Pensandoci bene, il rumore del muro che cadeva gli sembrava quasi di sentirlo con le sue orecchie, quando si ritrovò a boccheggiare, con Sergio che tutto ad un tratto si era allontanato da lui con uno sguardo terrorizzato dipinto sul volto.
Voltandosi verso l’entrata si rese conto che quello che aveva sentito altro non era che una teiera rotta ai piedi di un Mata imbarazzato.
« Io… » cercò quasi di correre ai ripari, allontanando da sé il corpo di Sergio. « Non è come sembra! » cercò di giustificarsi.

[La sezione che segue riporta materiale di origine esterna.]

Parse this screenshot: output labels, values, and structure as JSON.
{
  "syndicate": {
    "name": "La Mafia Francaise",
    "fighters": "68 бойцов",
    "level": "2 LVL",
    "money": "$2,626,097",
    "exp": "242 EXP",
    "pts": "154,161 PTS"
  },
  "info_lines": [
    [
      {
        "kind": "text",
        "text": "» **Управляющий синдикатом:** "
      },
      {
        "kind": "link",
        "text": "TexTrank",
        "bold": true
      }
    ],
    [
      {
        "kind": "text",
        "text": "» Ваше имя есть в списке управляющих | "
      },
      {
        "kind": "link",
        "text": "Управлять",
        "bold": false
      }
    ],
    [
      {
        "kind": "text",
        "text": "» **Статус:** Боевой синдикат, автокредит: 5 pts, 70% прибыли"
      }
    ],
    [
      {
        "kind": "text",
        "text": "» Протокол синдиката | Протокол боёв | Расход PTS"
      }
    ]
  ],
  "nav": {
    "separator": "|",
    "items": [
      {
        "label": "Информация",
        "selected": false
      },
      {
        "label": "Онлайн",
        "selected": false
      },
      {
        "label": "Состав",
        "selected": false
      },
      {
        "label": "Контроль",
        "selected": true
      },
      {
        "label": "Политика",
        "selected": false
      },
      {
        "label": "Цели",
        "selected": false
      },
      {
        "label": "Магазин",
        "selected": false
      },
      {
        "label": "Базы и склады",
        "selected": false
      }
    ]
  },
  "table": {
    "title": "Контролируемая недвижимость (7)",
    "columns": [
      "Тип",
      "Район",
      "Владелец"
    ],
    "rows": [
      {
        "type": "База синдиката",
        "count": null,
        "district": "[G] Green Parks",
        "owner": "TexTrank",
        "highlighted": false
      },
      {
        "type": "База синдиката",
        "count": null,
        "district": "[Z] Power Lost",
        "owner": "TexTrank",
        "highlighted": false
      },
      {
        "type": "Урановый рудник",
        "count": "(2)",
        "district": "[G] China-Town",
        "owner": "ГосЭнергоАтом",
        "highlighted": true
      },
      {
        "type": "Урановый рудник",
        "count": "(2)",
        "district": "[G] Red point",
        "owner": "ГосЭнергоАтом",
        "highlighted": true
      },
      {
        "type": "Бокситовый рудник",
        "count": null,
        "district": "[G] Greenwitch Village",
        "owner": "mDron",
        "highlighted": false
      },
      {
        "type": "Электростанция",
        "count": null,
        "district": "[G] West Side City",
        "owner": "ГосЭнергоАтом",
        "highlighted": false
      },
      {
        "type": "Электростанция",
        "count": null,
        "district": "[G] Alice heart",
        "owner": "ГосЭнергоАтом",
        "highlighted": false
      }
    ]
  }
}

Mata gli lanciò un’occhiataccia. « Non sono scemo, Nando. È esattamente come sembra e sappi che ti odio » replicò, con la voce incrinata e gli occhi che minacciavano di cominciare a lacrimare da un momento all’altro.
« Non sapevo che tu e Mata steste insieme… » iniziò Sergio, sentendosi probabilmente in colpa.
Juan li guardò scandalizzati. « No, deficiente di un Grifondoro, non hai idea di quanto ci ho messo a Trasfigurare questa teiera e voi me l’avete fatta rompere! » gridò, uscendo dal bagno come un’Acromantula inferocita.
Fernando trattenne un sospiro di sollievo.
« Pensavo peggio » commentò Sergio, ricominciando a baciarlo.